I think the thing I was the most shocked at was how shocked people were. There were funny stories on the Internet like, “This just in: Radio Shack is recalling all their gaydar devices.” I sort of thought people knew — like I say, I wasn’t in the closet. I’ve been out to my friends and family and coworkers for years; I just didn’t talk about it on the radio. It is interesting how there’s such a presumption of heterosexuality when you look a certain way. We talked this morning about the subsets of letters — I was touched by all the straight people who wrote in and said they cried all the way through the show, not just gay people, but I guess there is something in what they say, like, “walking in your truth.” One letter-writer said, “Can we stop with this Oprah ‘walking your truth’ shit and get back to the fart jokes?” The biggest subsets of letters: men who are disappointed who are used to holding my picture and with one hand; straight women that said, “Yay. more men for me.” Straight elderly single unmarried losers who thought I was their role model and were disappointed that it’s because I’m gay. A lot of grateful gay people, but an interesting subset of gay people who said, “Thank you, but there’s part of me that’s a little sad because we lost a great straight cheerleader.” Again, maybe they had the same thought I had, what if I lose my platform because I’m talking about who I am personally? But in the end, it’s what everybody says it is; it’s remarkably empowering and freeing,
I take it your mooks are cool with this?
They’re my good friends. We’ve been close friends for many, many years. As they said, there’s just more things to make fun of me for.

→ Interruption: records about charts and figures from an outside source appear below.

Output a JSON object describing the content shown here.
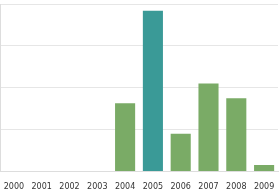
{
  "chart_data": {
    "type": "bar",
    "categories": [
      "2000",
      "2001",
      "2002",
      "2003",
      "2004",
      "2005",
      "2006",
      "2007",
      "2008",
      "2009"
    ],
    "values": [
      0,
      0,
      0,
      0,
      1.63,
      3.84,
      0.9,
      2.1,
      1.75,
      0.15
    ],
    "colors": [
      "#7aab66",
      "#7aab66",
      "#7aab66",
      "#7aab66",
      "#7aab66",
      "#3a9a97",
      "#7aab66",
      "#7aab66",
      "#7aab66",
      "#7aab66"
    ],
    "ylim": [
      0,
      4
    ],
    "yticks": [
      0,
      1,
      2,
      3,
      4
    ],
    "grid": true,
    "tick_labels": "x"
  }
}
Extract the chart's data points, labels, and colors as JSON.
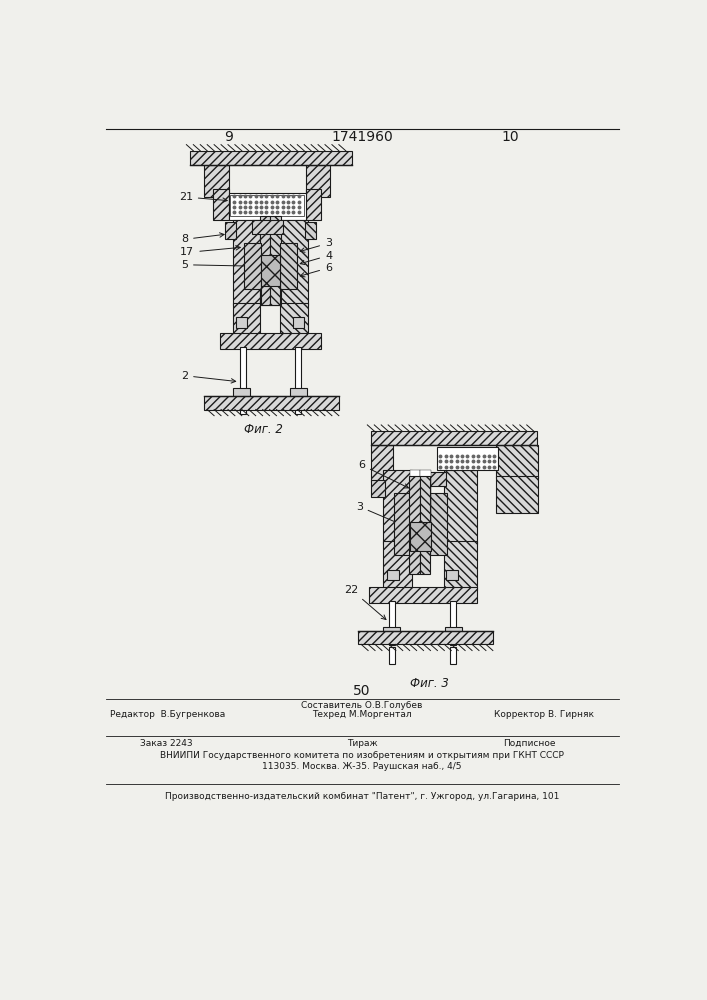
{
  "page_num_left": "9",
  "page_num_center": "1741960",
  "page_num_right": "10",
  "fig2_label": "Фиг. 2",
  "fig3_label": "Фиг. 3",
  "page_number_bottom": "50",
  "line1_col1": "Редактор  В.Бугренкова",
  "line1_col2": "Составитель О.В.Голубев",
  "line1_col3": "Техред М.Моргентал",
  "line1_col4": "Корректор В. Гирняк",
  "line2_col1": "Заказ 2243",
  "line2_col2": "Тираж",
  "line2_col3": "Подписное",
  "line3": "ВНИИПИ Государственного комитета по изобретениям и открытиям при ГКНТ СССР",
  "line4": "113035. Москва. Ж-35. Раушская наб., 4/5",
  "line5": "Производственно-издательский комбинат \"Патент\", г. Ужгород, ул.Гагарина, 101",
  "bg_color": "#f0f0ec",
  "line_color": "#1a1a1a"
}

How about your Republican family?
That was also the lesson I wanted to try to impart with my story. Way back when, I spent so much time worrying about if they’d judge me that I judged them. And they could not have all been more supporting and loving. From the listeners, the letter I got the most, they said, thank you so much for trusting us with your truth, and I realized I was doing the same thing to my listeners that I was to my family for all those years. My 87-year-old Republican mom, I called to leave her a message, to give her a heads up, I said, “Hey, mom, if you want to come on the air, it’s OK.” When I finally got her it was after the show and she had actually written a prepared statement and was reading it — I said, “Mom, we’re not on the radio, that’s OK. Mom, it’s just me, we’re not on their air.” But she was prepared for me.